Lara senkt ihre Miete um fast 700 Euro

Lara und ihre WG-Freunde aus Berlin-Neukölln haben selbst für Berliner Verhältnisse eine echte Wuchermiete gezahlt. Sie hatte von Beginn an ein ungutes Gefühl, wenn sie an die Höhe ihrer Miete gedacht hat. Als sie mit CONNY dann ihre Miete überprüft hat, war die Hoffnung auf eine ordentliche Mietersparnis groß. Schauen Sie sich hier das Video zum Interview an oder lesen Sie den gesamten Bericht.

Lara, mit welchem Problem hast du CONNY beauftragt?

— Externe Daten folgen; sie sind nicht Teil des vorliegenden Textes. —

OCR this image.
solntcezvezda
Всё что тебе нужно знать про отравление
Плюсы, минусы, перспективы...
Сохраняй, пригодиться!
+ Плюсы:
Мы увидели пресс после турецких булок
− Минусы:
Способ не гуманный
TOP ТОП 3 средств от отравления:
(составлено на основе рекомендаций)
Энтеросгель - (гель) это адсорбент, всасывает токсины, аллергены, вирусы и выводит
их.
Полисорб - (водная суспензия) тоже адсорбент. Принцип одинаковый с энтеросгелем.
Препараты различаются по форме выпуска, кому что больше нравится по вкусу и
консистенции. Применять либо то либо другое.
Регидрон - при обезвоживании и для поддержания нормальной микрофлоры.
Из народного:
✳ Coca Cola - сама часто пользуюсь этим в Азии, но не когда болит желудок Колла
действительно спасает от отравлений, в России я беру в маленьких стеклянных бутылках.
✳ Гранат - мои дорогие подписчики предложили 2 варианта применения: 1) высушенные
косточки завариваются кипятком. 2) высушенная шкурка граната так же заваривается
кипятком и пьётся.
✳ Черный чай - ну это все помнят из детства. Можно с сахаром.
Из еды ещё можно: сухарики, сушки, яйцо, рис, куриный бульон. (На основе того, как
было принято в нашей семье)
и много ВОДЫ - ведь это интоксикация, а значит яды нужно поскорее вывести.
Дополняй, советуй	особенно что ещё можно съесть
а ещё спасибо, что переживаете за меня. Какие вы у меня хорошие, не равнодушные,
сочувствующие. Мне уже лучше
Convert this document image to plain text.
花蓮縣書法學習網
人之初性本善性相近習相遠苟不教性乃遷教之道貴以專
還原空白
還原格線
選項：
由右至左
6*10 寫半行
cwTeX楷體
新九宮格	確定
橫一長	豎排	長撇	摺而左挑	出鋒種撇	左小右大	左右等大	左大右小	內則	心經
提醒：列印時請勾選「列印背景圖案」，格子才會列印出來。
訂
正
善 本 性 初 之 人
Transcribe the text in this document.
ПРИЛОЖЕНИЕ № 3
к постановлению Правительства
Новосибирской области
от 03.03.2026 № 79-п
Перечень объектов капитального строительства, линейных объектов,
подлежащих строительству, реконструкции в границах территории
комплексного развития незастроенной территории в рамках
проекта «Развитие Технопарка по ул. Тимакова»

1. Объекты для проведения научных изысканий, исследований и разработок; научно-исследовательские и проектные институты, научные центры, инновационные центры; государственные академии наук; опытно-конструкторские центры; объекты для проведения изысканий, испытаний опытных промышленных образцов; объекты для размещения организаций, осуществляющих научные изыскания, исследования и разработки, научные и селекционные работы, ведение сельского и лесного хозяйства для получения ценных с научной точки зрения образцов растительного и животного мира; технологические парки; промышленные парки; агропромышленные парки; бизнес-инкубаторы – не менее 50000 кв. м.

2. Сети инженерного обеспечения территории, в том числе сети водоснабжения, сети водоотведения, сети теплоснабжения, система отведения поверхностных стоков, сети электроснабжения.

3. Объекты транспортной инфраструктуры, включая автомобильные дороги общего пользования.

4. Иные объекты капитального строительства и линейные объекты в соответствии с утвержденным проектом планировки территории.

Ich habe CONNY beauftragt, weil mir unsere Miete sehr hoch erschien und wir vor allem jetzt in der Corona-Zeit etwas knapp bei Kasse waren. Da wollte ich die Chance ergreifen. Ich habe dann die CONNY GmbH beauftragt, da wir es probieren wollten, eine niedrigere Miete durchzusetzen.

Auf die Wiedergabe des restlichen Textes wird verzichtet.